= Phelim Caoch O'Neill =

Phelim Caoch O'Neill (Irish: Feidhlimidh Caoch Ó Néill, 1517-1542) was a prince of the Cenél nEógain.

The eldest son of King Conn Bacach O'Neill. The then O'Neill, Conn's dynasty held lordship over significant parts of Ulster. Phelim's mother, Lady Alice Fitzgerald, was a daughter of Gerald FitzGerald, 8th Earl of Kildare. Phelim's father and maternal grandfather were among the most powerful men in Ireland in early sixteenth-century Ireland.

==Early life==
Phelim Caoch (the blind) was a son of Conn Bacach, then The O'Neill, lord of Tyrone. Phelim was raised in the Gaelic fashion at his father's principal residence, his castle at Dungannon, County Tyrone, and was groomed as his father's taniste to one day succeed as lord of Tyrone himself. At the time of his birth, his uncle was The O'Neill, but in 1519, Phelim's father Conn Bacach assumed the title, which was the senior position among the three major O'Neill dynasties: Tyrone, the Fews, and Clanaboy. The O'Neill was traditionally the provincial king of Ulster, with traditional authority over the subservient kings (known as uirríthe in Irish) of the province. Phelim grew up learning the diplomacy and art of rule and war in Ulster. He took part in activities of his father's kingdom, including a stint as a hostage to the English just before his death. A part of Irish culture of that period was the custom of raiding. Raids against neighbouring lords for cattle was a primary past time for young noblemen. Especially in Ulster, cattle was main element of wealth. Thus the outcome of a raid weakened or promoted a junior Lord in the sixteenth century Ireland.

==Later life==
Phelim was married to Honora O'Neill, daughter of Phelim O'Neill of Edenduffcarrick in Clanaboy. They had a son named Tirlough Brassileagh O'Neill. He gained his nickname from fosterage on the Clan Brassill in southern Ulster.
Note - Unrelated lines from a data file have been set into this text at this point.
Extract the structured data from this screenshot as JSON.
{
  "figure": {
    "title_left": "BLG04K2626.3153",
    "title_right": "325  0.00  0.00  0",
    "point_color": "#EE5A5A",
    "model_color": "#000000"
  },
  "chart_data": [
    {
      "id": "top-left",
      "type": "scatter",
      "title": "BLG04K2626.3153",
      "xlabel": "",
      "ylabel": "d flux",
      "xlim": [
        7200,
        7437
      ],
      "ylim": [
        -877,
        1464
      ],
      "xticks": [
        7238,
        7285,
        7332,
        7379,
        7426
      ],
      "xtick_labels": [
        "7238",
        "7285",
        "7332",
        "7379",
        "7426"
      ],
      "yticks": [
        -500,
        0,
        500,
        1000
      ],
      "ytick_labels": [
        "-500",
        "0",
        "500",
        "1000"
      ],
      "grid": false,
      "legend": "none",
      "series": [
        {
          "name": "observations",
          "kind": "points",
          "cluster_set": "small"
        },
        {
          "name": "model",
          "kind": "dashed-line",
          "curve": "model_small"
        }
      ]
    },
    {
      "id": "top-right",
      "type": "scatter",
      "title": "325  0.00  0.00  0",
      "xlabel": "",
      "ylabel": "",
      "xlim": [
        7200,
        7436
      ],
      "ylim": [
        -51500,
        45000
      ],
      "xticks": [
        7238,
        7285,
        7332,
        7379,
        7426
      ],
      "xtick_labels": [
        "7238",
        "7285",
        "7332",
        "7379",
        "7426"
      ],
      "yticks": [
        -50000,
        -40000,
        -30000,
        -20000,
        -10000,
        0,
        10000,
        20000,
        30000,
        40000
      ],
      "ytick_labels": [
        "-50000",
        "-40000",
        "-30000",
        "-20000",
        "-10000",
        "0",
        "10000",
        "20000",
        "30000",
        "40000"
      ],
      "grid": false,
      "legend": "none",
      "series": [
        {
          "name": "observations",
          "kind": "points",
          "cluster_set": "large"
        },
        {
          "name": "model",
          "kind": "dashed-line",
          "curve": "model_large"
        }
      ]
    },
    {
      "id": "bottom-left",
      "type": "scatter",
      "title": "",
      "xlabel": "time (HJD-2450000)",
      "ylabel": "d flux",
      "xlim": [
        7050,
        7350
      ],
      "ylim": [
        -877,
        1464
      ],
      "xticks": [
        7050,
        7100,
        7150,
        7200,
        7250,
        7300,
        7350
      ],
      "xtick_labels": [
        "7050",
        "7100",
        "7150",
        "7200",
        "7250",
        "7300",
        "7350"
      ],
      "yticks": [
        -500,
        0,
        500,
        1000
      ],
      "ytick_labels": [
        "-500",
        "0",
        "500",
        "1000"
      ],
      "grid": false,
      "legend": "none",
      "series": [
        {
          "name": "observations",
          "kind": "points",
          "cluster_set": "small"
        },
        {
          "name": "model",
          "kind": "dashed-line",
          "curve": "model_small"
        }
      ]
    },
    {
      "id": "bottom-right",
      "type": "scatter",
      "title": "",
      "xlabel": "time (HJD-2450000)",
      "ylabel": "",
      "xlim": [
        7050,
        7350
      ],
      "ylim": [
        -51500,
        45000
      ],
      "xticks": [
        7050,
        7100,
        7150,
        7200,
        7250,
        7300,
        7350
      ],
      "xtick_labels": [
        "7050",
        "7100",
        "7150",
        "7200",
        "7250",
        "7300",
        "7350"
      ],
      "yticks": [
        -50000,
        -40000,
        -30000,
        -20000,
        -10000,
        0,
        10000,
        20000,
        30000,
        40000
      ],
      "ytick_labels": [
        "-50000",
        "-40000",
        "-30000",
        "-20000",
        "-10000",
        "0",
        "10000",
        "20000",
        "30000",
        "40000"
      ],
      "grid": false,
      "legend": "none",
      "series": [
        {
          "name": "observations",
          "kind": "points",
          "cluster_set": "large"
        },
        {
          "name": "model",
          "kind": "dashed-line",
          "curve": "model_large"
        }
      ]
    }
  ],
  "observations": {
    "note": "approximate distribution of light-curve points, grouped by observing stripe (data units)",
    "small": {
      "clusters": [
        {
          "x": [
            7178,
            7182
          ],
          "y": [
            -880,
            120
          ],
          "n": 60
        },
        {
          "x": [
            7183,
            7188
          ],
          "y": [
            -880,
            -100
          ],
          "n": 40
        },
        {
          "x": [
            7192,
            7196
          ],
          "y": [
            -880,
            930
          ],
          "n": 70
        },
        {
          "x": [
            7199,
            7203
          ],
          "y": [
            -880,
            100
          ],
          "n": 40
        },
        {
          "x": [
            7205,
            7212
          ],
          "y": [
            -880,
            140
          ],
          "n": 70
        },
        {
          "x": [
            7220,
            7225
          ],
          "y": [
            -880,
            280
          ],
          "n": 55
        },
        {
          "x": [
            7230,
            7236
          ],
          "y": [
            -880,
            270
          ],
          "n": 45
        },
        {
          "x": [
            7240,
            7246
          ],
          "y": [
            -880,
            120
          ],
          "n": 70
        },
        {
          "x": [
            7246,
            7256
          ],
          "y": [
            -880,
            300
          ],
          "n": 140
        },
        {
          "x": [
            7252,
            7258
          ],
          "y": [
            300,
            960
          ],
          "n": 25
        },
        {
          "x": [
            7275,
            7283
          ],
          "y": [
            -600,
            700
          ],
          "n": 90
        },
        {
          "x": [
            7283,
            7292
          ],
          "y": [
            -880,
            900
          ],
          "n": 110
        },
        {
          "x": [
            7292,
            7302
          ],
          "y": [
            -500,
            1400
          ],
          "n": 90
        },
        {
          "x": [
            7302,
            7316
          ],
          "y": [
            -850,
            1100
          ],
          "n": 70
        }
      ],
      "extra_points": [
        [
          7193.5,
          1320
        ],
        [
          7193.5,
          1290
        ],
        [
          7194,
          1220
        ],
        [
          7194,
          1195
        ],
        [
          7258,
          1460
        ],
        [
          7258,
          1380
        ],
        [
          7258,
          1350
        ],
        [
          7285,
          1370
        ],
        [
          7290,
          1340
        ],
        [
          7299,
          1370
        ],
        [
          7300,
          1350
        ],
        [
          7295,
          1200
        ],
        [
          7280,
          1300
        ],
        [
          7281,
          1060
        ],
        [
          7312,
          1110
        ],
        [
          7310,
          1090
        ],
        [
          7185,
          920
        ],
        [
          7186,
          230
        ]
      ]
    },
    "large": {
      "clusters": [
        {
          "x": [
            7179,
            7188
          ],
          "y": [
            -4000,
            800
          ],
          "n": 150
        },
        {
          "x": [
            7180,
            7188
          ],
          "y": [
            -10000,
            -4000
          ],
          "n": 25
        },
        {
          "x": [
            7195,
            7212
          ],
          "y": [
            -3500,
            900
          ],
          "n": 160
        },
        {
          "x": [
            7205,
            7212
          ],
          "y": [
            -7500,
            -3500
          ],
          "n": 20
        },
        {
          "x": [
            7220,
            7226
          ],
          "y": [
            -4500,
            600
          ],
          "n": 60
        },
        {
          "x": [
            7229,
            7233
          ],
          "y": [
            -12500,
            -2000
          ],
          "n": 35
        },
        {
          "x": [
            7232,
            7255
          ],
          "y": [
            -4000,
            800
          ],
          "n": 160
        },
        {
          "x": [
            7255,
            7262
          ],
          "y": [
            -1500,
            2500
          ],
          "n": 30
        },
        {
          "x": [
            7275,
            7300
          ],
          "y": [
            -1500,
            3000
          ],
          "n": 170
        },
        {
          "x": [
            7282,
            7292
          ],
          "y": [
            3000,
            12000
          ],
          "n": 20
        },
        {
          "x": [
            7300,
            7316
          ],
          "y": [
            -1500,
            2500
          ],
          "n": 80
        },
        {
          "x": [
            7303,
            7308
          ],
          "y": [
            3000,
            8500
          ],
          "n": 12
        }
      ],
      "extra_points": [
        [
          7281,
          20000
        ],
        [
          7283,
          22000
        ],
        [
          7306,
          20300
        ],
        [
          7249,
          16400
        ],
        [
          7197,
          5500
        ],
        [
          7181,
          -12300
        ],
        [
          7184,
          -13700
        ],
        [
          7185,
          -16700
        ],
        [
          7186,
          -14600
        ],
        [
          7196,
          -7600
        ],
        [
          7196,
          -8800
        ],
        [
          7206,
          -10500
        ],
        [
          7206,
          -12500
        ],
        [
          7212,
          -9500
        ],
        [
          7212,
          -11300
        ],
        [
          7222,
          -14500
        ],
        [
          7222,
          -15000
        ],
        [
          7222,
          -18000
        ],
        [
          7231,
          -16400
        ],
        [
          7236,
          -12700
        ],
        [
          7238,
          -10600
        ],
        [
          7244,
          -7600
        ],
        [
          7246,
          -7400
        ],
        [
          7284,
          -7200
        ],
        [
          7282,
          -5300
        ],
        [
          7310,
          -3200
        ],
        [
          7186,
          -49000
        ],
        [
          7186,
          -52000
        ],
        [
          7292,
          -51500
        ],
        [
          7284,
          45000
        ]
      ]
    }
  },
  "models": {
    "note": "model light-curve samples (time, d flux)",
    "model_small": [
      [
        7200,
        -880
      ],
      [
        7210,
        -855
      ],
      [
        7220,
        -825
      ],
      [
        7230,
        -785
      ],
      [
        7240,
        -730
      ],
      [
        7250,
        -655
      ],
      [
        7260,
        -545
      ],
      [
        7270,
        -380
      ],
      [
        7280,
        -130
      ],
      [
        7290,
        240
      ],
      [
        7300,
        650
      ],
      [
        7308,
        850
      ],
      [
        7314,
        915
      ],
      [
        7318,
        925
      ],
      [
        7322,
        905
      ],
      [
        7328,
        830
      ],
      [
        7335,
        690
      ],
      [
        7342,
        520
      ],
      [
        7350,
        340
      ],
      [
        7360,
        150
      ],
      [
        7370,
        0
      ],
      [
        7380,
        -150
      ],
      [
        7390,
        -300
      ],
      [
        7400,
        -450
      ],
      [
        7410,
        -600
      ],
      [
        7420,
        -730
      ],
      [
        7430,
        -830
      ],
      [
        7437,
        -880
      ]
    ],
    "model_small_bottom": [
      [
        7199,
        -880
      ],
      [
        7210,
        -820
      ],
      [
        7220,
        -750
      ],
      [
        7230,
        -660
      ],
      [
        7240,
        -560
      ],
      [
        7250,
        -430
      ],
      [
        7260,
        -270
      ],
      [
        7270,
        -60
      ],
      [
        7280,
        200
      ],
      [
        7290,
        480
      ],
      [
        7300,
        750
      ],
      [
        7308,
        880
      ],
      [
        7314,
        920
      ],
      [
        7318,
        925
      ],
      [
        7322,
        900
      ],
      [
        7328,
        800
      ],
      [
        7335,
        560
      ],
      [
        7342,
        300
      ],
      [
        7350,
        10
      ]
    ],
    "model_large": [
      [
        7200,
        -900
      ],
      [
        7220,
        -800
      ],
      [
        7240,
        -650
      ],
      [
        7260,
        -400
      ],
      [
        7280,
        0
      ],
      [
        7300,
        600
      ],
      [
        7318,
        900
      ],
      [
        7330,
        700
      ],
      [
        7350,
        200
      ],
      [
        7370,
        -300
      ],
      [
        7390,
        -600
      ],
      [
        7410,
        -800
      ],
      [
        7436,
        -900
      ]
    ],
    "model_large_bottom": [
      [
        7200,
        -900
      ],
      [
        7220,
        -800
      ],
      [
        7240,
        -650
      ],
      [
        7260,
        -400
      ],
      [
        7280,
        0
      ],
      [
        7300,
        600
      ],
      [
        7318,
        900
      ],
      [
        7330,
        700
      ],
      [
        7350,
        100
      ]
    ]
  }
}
==Events surrounding his death==
It was a longstanding vendetta with the lord of one of his fathers MacDonnell Galloglass septs that cost him his life. In early 1542 "The son of Ó Néill (Phelim Caoch, son of Conn, son of Conn) was killed with one cast of a javelin by MacDonnell Gallowglagh" according to the entry recording his death in the Annals of the Four Masters of Ireland. He had been killed after a longstanding quarrel with his father's principal Galloglass commander Gillespic MacDonnell. Phelim Caoch was assassinated in the months just prior to his father's submission to King Henry VIII.

==Consequences==
One is left to wonder what might have happened had Phelim Caoch lived. After his death, Conn Bacach had no nominated taniste and capriciously passed over the interests of his son Shane, a boy of only six or seven years old, by favoring a sixteen-year-old affiliated adoptee named Mathew Kelly, (known in Irish as 'Feardorcha') the son of Alison Kelly (né, Roth), his current mistress. Conn's decision to take Mathew Kelly when he travelled to London to be created Earl of Tyrone would be the source of a sixty-year feud within the O'Neill dynasty when Mathew was made Baron of Dungannon and nominated as Conn's successor in English law, setting aside the superior claims of his sons, Conn Óg, Shane and Tirlough.

After Phelim Caoch's assassination Gillespic MacDonnell's galloglass sept became committed the adherents of Mathew (Feardorcha) and his descendants, and consistent supporters of English policy.